Tuesday, May 13, a panel discussion was held at Max Pavelsky Theatre in Ida Noyes Hall. The noted speakers were Michael Heflin, deputy director of Amnesty International USA; Michelle Mascaro of the AIDS Foundation, Chicago; and Heather Sawyer, AIDS Project State Attorney for the Lambda Legal Defense and Education Fund. The speakers, who came to speak gratis, discussed the legal and social issues that effect AIDS victims.

“In Chicago, 6,500 people have full-blown AIDS. For all of Illinois, there are about 40,000 people who are living with HIV,” said Mascaro. She went on to add that it is difficult to approximate percentages regarding people living with the virus. Therefore, these statistics, Mascaro said, are a “conservative estimate.”

People in the 18-24 age group, regardless of sexual preference, are contracting the disease at the highest rate of all age groups. This is particularly apparent in the black community.

According to Mascaro, there are more than one million people in the United States who have HIV/AIDS.

The speakers discussed the amount of discrimination that still exists towards HIV/AIDS-infected individuals, especially in the employment field, insurance policies, the penal system, and the immigration system which bars HIV-positive people from [e]mmigrating to the U.S.

Heflin provided an international perspective to the discussion. Many individuals in foreign countries are arrested, jailed, tortured, and even killed if they are suspected to be HIV-positive or providing their local communities with HIV education and prevention. Amnesty International legally lobbies to represent people who are persecuted in this way.

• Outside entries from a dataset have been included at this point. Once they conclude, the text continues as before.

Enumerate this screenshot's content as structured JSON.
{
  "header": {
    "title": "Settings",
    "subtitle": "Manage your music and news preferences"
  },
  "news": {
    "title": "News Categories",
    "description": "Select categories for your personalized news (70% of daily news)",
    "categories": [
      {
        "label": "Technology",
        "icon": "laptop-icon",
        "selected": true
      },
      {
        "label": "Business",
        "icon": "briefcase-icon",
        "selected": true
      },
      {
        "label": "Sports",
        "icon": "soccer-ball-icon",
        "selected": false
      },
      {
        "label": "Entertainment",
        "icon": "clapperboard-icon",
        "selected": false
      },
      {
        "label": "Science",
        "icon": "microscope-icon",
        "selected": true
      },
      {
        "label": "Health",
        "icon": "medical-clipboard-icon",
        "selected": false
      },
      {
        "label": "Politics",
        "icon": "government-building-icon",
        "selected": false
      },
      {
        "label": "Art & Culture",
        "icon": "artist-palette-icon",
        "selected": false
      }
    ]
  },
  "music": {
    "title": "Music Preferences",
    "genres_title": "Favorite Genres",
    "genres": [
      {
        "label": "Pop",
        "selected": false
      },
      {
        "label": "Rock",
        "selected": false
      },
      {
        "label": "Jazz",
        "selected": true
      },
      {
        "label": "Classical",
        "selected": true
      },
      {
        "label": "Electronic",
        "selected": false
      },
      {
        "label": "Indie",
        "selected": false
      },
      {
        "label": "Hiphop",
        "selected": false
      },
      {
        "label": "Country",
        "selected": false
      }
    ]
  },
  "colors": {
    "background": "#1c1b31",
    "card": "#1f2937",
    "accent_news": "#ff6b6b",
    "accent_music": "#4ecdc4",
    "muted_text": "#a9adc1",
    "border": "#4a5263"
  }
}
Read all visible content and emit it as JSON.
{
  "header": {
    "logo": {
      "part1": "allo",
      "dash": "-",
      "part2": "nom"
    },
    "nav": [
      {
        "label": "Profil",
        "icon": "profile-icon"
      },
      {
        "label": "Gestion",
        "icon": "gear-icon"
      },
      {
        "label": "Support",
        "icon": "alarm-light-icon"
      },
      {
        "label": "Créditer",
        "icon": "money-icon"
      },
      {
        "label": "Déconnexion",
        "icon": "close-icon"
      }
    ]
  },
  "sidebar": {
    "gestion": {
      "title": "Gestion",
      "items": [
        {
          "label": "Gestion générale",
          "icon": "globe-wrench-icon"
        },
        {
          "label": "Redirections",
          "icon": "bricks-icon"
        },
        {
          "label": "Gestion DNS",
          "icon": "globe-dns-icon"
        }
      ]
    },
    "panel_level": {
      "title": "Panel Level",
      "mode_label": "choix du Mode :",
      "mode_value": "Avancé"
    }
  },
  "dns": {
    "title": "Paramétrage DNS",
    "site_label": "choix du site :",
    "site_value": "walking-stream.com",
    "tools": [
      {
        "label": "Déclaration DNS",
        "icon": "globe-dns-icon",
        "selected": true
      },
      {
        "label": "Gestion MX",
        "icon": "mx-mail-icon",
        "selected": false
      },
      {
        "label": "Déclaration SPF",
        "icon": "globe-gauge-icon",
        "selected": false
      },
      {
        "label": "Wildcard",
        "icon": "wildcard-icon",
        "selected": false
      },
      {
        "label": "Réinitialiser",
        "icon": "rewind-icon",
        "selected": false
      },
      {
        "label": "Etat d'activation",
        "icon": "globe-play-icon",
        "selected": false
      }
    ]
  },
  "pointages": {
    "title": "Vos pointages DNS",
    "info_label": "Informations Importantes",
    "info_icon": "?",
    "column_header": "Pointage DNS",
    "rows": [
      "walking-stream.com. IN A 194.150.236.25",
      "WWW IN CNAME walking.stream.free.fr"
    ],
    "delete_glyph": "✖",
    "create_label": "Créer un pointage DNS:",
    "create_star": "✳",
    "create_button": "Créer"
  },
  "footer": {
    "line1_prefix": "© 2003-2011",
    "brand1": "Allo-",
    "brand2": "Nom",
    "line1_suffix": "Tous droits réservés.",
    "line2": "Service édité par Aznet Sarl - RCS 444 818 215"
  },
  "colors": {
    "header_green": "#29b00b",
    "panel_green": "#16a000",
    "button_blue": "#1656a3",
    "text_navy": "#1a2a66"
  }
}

The HIV virus is mainly transmitted through unprotected vaginal, oral and anal sex. Other means of transmission include sharing needles with infected people or passing of the virus from mother to child during the nine-month gestation process. All blood to be used in blood transfusions in U.S. hospitals is tested for HIV to protect against the contraction of the disease.

HAAP will provide free anonymous HIV testing at a designated U of C testing site, which will be on a date to be advertised around the University area. The testing will be available to anyone in the community. The free HIV testing includes short, informational counseling sessions, both of which will be delivered by qualified AIDS Project-trained employees.

Other events include a Thursday study break with condom demonstrations and a Saturday Dance-a-thon Fundraiser for AIDSSCARE. HAAP also currently has informational tables on the main Quadrangle and in the Reynolds Club with HIV/AIDS literature.

HIV/AIDS Awareness Week, co-sponsored by Student Government, had less than $300 dollars to sponsor all the activities for the event. In years to come, Lichtenthal hopes to expand the number of people who can receive free, anonymous testing and provide the University with interesting, “informative” speakers.